HORROR: USA, 2007
Regie: Mikael Håfström
Darsteller: John Cusack, Samuel L. Jackson, Mary McCormack
Mike Enslin (John Cusack) macht auf Stiftung Warentest. Auf seiner Prüfliste stehen allerdings etwas ausgefallenere "Produkte": Spukschlösser und allerlei andere paranormale Event-Ausflugsziele werden auf ihren Gruselfaktor getestet. Natürlich glaubt er selbst nicht an Geister - doch das soll sich ändern, als er im Zimmer 1408 des Dolphin Hotels in New York eincheckt. Nach einer Kurzgeschichte von Stephen King.
KRITIK:Erst vor kurzem hatte ich hier in meiner Kritik zu Die Verurteilten angemerkt, dass Stephen-King-Horrorverfilmungen meist sehr an ihrer Reduzierung auf die reinen Schocker-Inhalte zu leiden haben.

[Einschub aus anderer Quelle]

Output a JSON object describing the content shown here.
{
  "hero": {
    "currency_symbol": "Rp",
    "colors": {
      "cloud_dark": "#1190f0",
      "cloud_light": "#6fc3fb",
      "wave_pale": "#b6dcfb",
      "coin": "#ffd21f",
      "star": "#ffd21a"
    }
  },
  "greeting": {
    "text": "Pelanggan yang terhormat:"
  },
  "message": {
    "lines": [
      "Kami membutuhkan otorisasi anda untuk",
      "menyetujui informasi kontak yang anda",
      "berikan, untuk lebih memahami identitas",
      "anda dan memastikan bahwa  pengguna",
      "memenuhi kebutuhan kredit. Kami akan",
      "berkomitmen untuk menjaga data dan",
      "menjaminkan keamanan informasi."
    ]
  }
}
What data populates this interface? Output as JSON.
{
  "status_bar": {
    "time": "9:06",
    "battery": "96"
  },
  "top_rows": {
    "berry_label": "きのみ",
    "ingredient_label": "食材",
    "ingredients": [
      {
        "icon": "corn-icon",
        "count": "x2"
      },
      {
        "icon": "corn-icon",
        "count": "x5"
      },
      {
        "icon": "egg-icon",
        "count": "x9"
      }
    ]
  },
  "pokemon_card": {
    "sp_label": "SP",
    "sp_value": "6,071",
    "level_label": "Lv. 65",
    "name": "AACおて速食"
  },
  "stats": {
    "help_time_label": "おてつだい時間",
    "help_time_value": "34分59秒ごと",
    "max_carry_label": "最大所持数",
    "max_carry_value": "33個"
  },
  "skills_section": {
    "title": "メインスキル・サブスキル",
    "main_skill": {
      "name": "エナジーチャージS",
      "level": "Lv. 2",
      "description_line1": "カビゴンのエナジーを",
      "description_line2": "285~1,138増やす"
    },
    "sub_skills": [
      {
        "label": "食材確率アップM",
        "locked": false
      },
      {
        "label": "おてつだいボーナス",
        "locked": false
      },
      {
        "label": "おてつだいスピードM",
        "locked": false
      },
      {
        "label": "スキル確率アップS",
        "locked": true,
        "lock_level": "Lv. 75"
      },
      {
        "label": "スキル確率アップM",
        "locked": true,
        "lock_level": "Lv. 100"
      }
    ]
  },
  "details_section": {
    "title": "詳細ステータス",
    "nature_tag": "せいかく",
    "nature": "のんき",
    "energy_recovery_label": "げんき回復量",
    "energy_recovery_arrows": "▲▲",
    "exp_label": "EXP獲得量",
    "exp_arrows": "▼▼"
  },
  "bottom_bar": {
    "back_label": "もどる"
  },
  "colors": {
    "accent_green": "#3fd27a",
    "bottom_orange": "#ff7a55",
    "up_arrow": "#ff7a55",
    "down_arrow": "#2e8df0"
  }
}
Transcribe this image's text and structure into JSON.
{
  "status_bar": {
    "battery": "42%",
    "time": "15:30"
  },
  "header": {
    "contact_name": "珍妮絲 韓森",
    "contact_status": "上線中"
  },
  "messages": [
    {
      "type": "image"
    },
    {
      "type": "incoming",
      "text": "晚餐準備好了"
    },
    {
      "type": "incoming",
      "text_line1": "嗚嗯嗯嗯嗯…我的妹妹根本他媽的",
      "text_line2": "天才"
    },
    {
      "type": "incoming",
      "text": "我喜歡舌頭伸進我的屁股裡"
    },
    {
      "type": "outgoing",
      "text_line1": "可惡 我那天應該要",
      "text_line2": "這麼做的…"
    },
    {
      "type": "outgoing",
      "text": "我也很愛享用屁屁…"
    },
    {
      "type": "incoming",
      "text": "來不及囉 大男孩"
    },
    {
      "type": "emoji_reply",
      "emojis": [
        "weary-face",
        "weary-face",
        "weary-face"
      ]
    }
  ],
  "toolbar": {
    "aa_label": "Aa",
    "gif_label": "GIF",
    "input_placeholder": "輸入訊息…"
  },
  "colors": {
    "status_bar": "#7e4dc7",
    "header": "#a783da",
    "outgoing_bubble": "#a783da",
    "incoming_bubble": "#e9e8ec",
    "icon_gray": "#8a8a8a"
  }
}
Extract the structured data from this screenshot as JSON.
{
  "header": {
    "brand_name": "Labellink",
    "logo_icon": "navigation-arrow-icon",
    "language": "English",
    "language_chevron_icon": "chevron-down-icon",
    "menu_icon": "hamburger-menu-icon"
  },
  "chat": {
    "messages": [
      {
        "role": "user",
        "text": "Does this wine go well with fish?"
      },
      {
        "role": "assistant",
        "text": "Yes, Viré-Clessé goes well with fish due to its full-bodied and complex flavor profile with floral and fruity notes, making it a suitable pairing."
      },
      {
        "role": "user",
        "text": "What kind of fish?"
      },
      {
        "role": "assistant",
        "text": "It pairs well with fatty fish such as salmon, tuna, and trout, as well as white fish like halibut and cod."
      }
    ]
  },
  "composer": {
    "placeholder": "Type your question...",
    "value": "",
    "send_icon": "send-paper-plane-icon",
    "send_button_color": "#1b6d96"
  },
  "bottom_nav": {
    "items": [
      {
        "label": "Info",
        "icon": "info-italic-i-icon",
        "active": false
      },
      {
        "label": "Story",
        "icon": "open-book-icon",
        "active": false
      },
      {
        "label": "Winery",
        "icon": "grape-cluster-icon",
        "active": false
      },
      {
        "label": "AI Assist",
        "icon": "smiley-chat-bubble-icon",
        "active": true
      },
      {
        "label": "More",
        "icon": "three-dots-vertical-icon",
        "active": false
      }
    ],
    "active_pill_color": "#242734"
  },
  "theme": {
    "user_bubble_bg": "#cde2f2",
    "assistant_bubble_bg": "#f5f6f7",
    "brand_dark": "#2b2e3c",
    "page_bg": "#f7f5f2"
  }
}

Dankenswerterweise hat sich Mikael Håfström dazu entschieden, mir gleich einen frischen, noch zappelnden Beweis dazu zu liefern: "Zimmer 1408" ist ein Paradebeispiel für eine auf das "King of Horror"-Image reduzierte Buchadaption. Und bei Håfström war auch nichts anderes zu erwarten - immerhin hat er schon bei Derailed bewiesen, dass er nicht gerade der Mann für anpsruchsvollere Unterhaltung ist.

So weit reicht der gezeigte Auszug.